Price premium paid by loyal customers

A survey from the Journal of Product and Brand Management (1992), determined that for premiums paid by loyal customers “quality is a significant determinant of price premium” in addition to social image, uniqueness, home country origin, corporate social responsibility (CSR) and awareness. These premiums become a normal part of doing business with your company for the loyal customers and foster in them, a sense of good-will and ownership in your organization. These feelings create the perfect climate for referrals.

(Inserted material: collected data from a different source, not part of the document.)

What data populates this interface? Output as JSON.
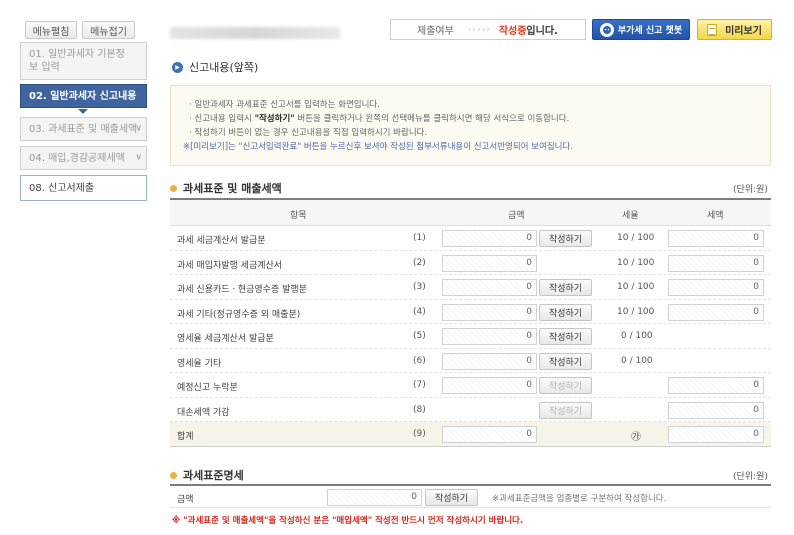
{
  "sidebar": {
    "edit_label": "메뉴펼침",
    "collapse_label": "메뉴접기",
    "items": [
      {
        "label": "01. 일반과세자 기본정보 입력"
      },
      {
        "label": "02. 일반과세자 신고내용"
      },
      {
        "label": "03. 과세표준 및 매출세액"
      },
      {
        "label": "04. 매입,경감공제세액"
      },
      {
        "label": "08. 신고서제출"
      }
    ]
  },
  "topbar": {
    "status_label": "제출여부",
    "status_arrows": "›››››",
    "status_value": "작성중",
    "status_suffix": "입니다.",
    "chat_label": "부가세 신고 챗봇",
    "preview_label": "미리보기"
  },
  "section_title": "신고내용(앞쪽)",
  "notice": {
    "line1": "일반과세자 과세표준 신고서를 입력하는 화면입니다.",
    "line2_pre": "신고내용 입력시 ",
    "line2_hl": "\"작성하기\"",
    "line2_post": " 버튼을 클릭하거나 왼쪽의 선택메뉴를 클릭하시면 해당 서식으로 이동합니다.",
    "line3": "작성하기 버튼이 없는 경우 신고내용을 직접 입력하시기 바랍니다.",
    "line4": "※[미리보기]는 \"신고서입력완료\" 버튼을 누르신후 보셔야 작성된 첨부서류내용이 신고서반영되어 보여집니다."
  },
  "tax_section": {
    "title": "과세표준 및 매출세액",
    "unit": "(단위:원)",
    "headers": {
      "item": "항목",
      "amount": "금액",
      "rate": "세율",
      "tax": "세액"
    },
    "rows": [
      {
        "label": "과세 세금계산서 발급분",
        "num": "(1)",
        "amount": "0",
        "button": "작성하기",
        "rate": "10 / 100",
        "tax": "0"
      },
      {
        "label": "과세 매입자발행 세금계산서",
        "num": "(2)",
        "amount": "0",
        "button": "",
        "rate": "10 / 100",
        "tax": "0"
      },
      {
        "label": "과세 신용카드ㆍ현금영수증 발행분",
        "num": "(3)",
        "amount": "0",
        "button": "작성하기",
        "rate": "10 / 100",
        "tax": "0"
      },
      {
        "label": "과세 기타(정규영수증 외 매출분)",
        "num": "(4)",
        "amount": "0",
        "button": "작성하기",
        "rate": "10 / 100",
        "tax": "0"
      },
      {
        "label": "영세율 세금계산서 발급분",
        "num": "(5)",
        "amount": "0",
        "button": "작성하기",
        "rate": "0 / 100",
        "tax": ""
      },
      {
        "label": "영세율 기타",
        "num": "(6)",
        "amount": "0",
        "button": "작성하기",
        "rate": "0 / 100",
        "tax": ""
      },
      {
        "label": "예정신고 누락분",
        "num": "(7)",
        "amount": "0",
        "button": "작성하기",
        "rate": "",
        "tax": "0"
      },
      {
        "label": "대손세액 가감",
        "num": "(8)",
        "amount": "",
        "button": "작성하기",
        "rate": "",
        "tax": "0"
      },
      {
        "label": "합계",
        "num": "(9)",
        "amount": "0",
        "button": "",
        "rate": "㉮",
        "tax": "0"
      }
    ]
  },
  "base_section": {
    "title": "과세표준명세",
    "unit": "(단위:원)",
    "label": "금액",
    "amount": "0",
    "button": "작성하기",
    "note": "※과세표준금액을 업종별로 구분하여 작성합니다."
  },
  "warning": "※ \"과세표준 및 매출세액\"을 작성하신 분은 \"매입세액\" 작성전 반드시 먼저 작성하시기 바랍니다."
}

Profit from sales through referrals

The power of a referral can never be underestimated when it comes to the bottom line and especially not when a loyal customer provides sales leads. The vetting that takes place through such a process, not only generates goodwill from the potential new customer to your company, it reduces the cost per acquisition that would usually be required for obtaining the new customer. In the long-term, referral customers provide a greater CLV, however customers who once did business with your company but stopped for a number of reasons, can be the pot of gold at the end of a rainbow.

Profit from cost savings obtained by serving an old customer

Obtaining new customers will always have a higher cost per acquisition than serving a current customer. Equally, when your company has developed a comprehensive database of customers through data modeling, locating and targeting former customers can be extremely beneficial. Maintaining this data and logging trends of the particular customer in the Customer Management System, empowers your team to foster new relationships and offer new solutions to meet their needs. Therefore, good data movement is imperative to move loyal customers to the next level.

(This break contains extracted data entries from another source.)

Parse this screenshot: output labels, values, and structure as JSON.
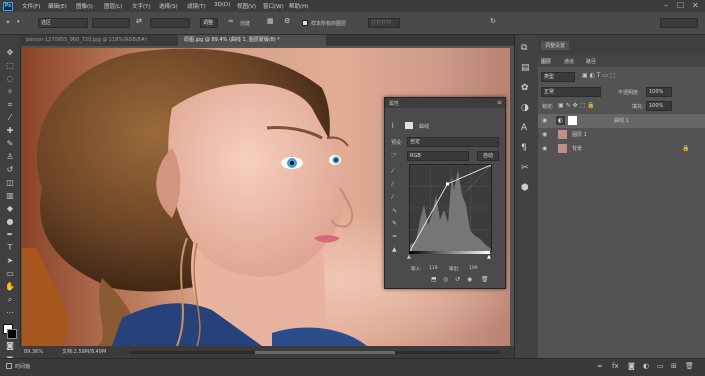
{
  "app": {
    "logo": "Ps"
  },
  "menu": [
    "文件(F)",
    "编辑(E)",
    "图像(I)",
    "图层(L)",
    "文字(Y)",
    "选择(S)",
    "滤镜(T)",
    "3D(D)",
    "视图(V)",
    "窗口(W)",
    "帮助(H)"
  ],
  "window_controls": {
    "minimize": "–",
    "maximize": "☐",
    "close": "✕"
  },
  "options": {
    "mode_value": "选区",
    "size_field": "",
    "mode_label": "调整",
    "select_label": "创建",
    "sample_all": "样本所有的图层",
    "right_field": "打开打印"
  },
  "tabs": {
    "tab1": "person-1270955_960_720.jpg @ 118%(RGB/8#)",
    "tab2": "原图.jpg @ 89.4% (曲线 1, 图层蒙版/8) *"
  },
  "status": {
    "zoom": "89.36%",
    "doc": "文档:2.59M/8.49M"
  },
  "bottom": {
    "timeline": "时间轴"
  },
  "right_panel": {
    "tabs": [
      "调整设置"
    ],
    "layer_tabs": [
      "图层",
      "通道",
      "路径"
    ],
    "kind_label": "类型",
    "blend_mode": "正常",
    "opacity_label": "不透明度:",
    "opacity": "100%",
    "lock_label": "锁定:",
    "fill_label": "填充:",
    "fill": "100%",
    "layers": [
      {
        "name": "曲线 1"
      },
      {
        "name": "图层 1"
      },
      {
        "name": "背景"
      }
    ]
  },
  "properties": {
    "title": "属性",
    "layer_name": "曲线",
    "preset_label": "预设:",
    "preset_value": "自定",
    "channel": "RGB",
    "auto_button": "自动",
    "input_label": "输入:",
    "input_value": "118",
    "output_label": "输出:",
    "output_value": "199"
  },
  "curve": {
    "points": [
      [
        0,
        0
      ],
      [
        118,
        199
      ],
      [
        255,
        255
      ]
    ]
  },
  "colors": {
    "accent": "#31a8ff",
    "panel_bg": "#535353",
    "dark_bg": "#3c3c3c",
    "shirt": "#27417a"
  }
}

Revenue increases from a loyal customer

Analysis of customer behavior, buying patterns, and frequency of purchases would reveal what segments of customers are loyal, and which segments require personalized marketing offers to grow into higher tiers of loyalty. From the analysis, you can see trends in everything from purchasing, new service onboarding and service downsizing or breaks, making this analysis vital to developing customer lifetime value campaigns such as loyalty programs and targeted sales and marketing efforts to increase sales.

Customer lifetime Value is imperative for any business, and has its influences in various units of a company. For the marketing teams, CLV informs marketing strategies around acquisition and loyalty programs. Product teams use the CLV metric to gauge the interest and engagement levels of customers, and that drives the design and presentation of the company’s products. Sales and customer service teams drive sustainable revenue while reducing customer returns and managing to expected lifetime revenue per customer.
In summary, customer analytics is an integral part of the lifetime value analysis process, and it provides the knowledge of how much a customer is worth, and how much a business should be paying to acquire a new customer, retain current customers, or re-engage old customers, all of whom have the power to fuel the bottom line through any financial climate.